Dite la verità, ci avete provato anche voi almeno una volta a riportare una vostra immagine in stile studio Ghibli utilizzando ChatGPT, vero? Noi ci abbiamo provato e chiaramente l’effetto è stato sbalorditivo visto come l’Intelligenza Artificiale riesce a riportare in formato Miyazaki qualsiasi fotografia gli si metta a disposizione. Nell’utilizzare l’applicazione però ci siamo accorti che forse è doveroso fare una riflessione su questo trend, ovvero ci siamo accorti che c’è comunque qualcosa che non torna. Che cosa? Lo scopriamo oggi insieme.
Studio Ghibli: storia di un movimento
Esatto, quando si parla di studio Ghibli non si può ridurre tutto semplicemente ad uno stile visivo da emulare. Ghibli è una visione del mondo, è la visione del maestro Miyazaki. Come vedremo, le AI stanno snaturando la visione del maestro e i fan sono pronti ad una battaglia che svincoli il lavoro del creatore di Totoro dal plagio.

Infatti, anche se le immagini create da ChatGPT in modalità Ghibli funzionano molto bene sui social, il mondo del maestro di Totoro è unico. Una dimensione simbolica, lenta, contemplativa. Non si può semplicemente prendere un’immagine della propria infanzia e plasmarla ad immagine e somiglianza di un protagonista di Miyazaki, perché noi siamo cresciuti con quei protagonisti, ed erano belli proprio perché evocavano qualcosa nonostante noi non ci somigliassimo per niente.
ChatGPT ha sbagliato qualcosa?
Forse il punto è che ancora non ci siamo, c’è ancora qualcosa che non torna. Nonostante la bellezza visiva o la potenza degli strumenti di AI generativa, alle immagini create in stile ghibli manca ancora qualcosa, quel dettaglio che nasce da una profonda riflessione sulla natura, sull’infanzia, sull’identità, sul rapporto tra tecnologia e spiritualità.

Ridurre tutto questo ad una riproduzione sin troppo stereotipata delle nostre immagini – che poi il pensiero di chi ha inventato lo studio Ghibli, ovvero Hayao Miyazaki – significa provare a suonare la musica classica con soli quattro accordi.
Studio Ghibli, Miyazaki e il preset visivo
Il lavoro dell’autore de “Il Mio Vicino Totoro” o de “La Città Incantata” non può essere ridotta ad un semplice preset visivo. Nonostante le immagini AI “alla Ghibli” siano fortemente riconoscibili e altrettanto nostalgiche, alla lunga rischiano di banalizzare qualcosa che in realtà è nato per essere controcorrente rispetto alla cultura del consumo veloce.

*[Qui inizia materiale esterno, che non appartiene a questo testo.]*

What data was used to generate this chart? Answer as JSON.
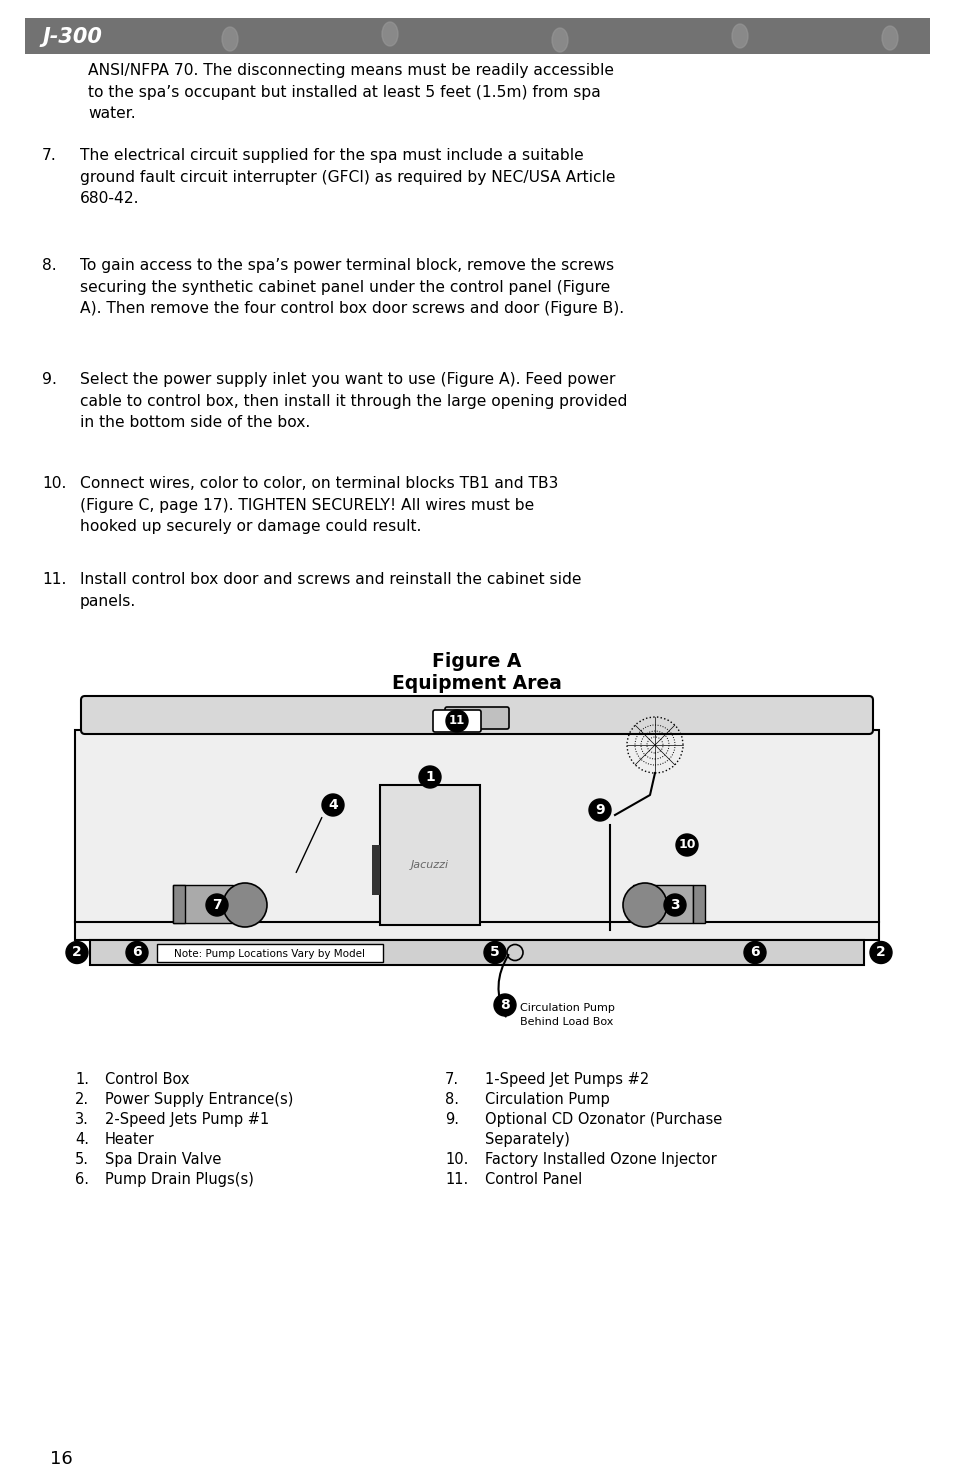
{
  "title_bar_text": "J-300",
  "background_color": "#FFFFFF",
  "page_number": "16",
  "body_text_color": "#000000",
  "intro_text": "ANSI/NFPA 70. The disconnecting means must be readily accessible\nto the spa’s occupant but installed at least 5 feet (1.5m) from spa\nwater.",
  "items": [
    {
      "number": "7.",
      "text": "The electrical circuit supplied for the spa must include a suitable\nground fault circuit interrupter (GFCI) as required by NEC/USA Article\n680-42."
    },
    {
      "number": "8.",
      "text": "To gain access to the spa’s power terminal block, remove the screws\nsecuring the synthetic cabinet panel under the control panel (Figure\nA). Then remove the four control box door screws and door (Figure B)."
    },
    {
      "number": "9.",
      "text": "Select the power supply inlet you want to use (Figure A). Feed power\ncable to control box, then install it through the large opening provided\nin the bottom side of the box."
    },
    {
      "number": "10.",
      "text": "Connect wires, color to color, on terminal blocks TB1 and TB3\n(Figure C, page 17). TIGHTEN SECURELY! All wires must be\nhooked up securely or damage could result."
    },
    {
      "number": "11.",
      "text": "Install control box door and screws and reinstall the cabinet side\npanels."
    }
  ],
  "figure_title_line1": "Figure A",
  "figure_title_line2": "Equipment Area",
  "legend_left": [
    [
      "1.",
      "Control Box"
    ],
    [
      "2.",
      "Power Supply Entrance(s)"
    ],
    [
      "3.",
      "2-Speed Jets Pump #1"
    ],
    [
      "4.",
      "Heater"
    ],
    [
      "5.",
      "Spa Drain Valve"
    ],
    [
      "6.",
      "Pump Drain Plugs(s)"
    ]
  ],
  "legend_right": [
    [
      "7.",
      "1-Speed Jet Pumps #2"
    ],
    [
      "8.",
      "Circulation Pump"
    ],
    [
      "9.",
      "Optional CD Ozonator (Purchase\nSeparately)"
    ],
    [
      "10.",
      "Factory Installed Ozone Injector"
    ],
    [
      "11.",
      "Control Panel"
    ]
  ],
  "font_size_body": 11.2,
  "font_size_legend": 10.5,
  "font_size_title_bold": 13.5
}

Miyazaki non ha mai inseguito le mode. Anzi, il maestro ha sempre cercato di rallentare, di scavare a fondo nelle emozioni, di proporre un’estetica che fosse in primo luogo profondamente umana. Le AI generative, per quanto affascinanti, si muovono oggi in direzione opposta. Le AI producono contenuti in serie, rispondono a prompt semplificati, e soprattutto raramente si pongono la domanda più importante di tutte: perché raccontare questa storia?
Ecco perché dire che lo “stile Ghibli” è diventato un trend è, per molti, una semplificazione che toglie valore a quello che è un vero e proprio movimento artistico. Non perché non sia bello vedere reinterpretazioni creative, ma perché non possiamo dimenticarci che il vero Ghibli non è un filtro. È un modo di vedere il mondo.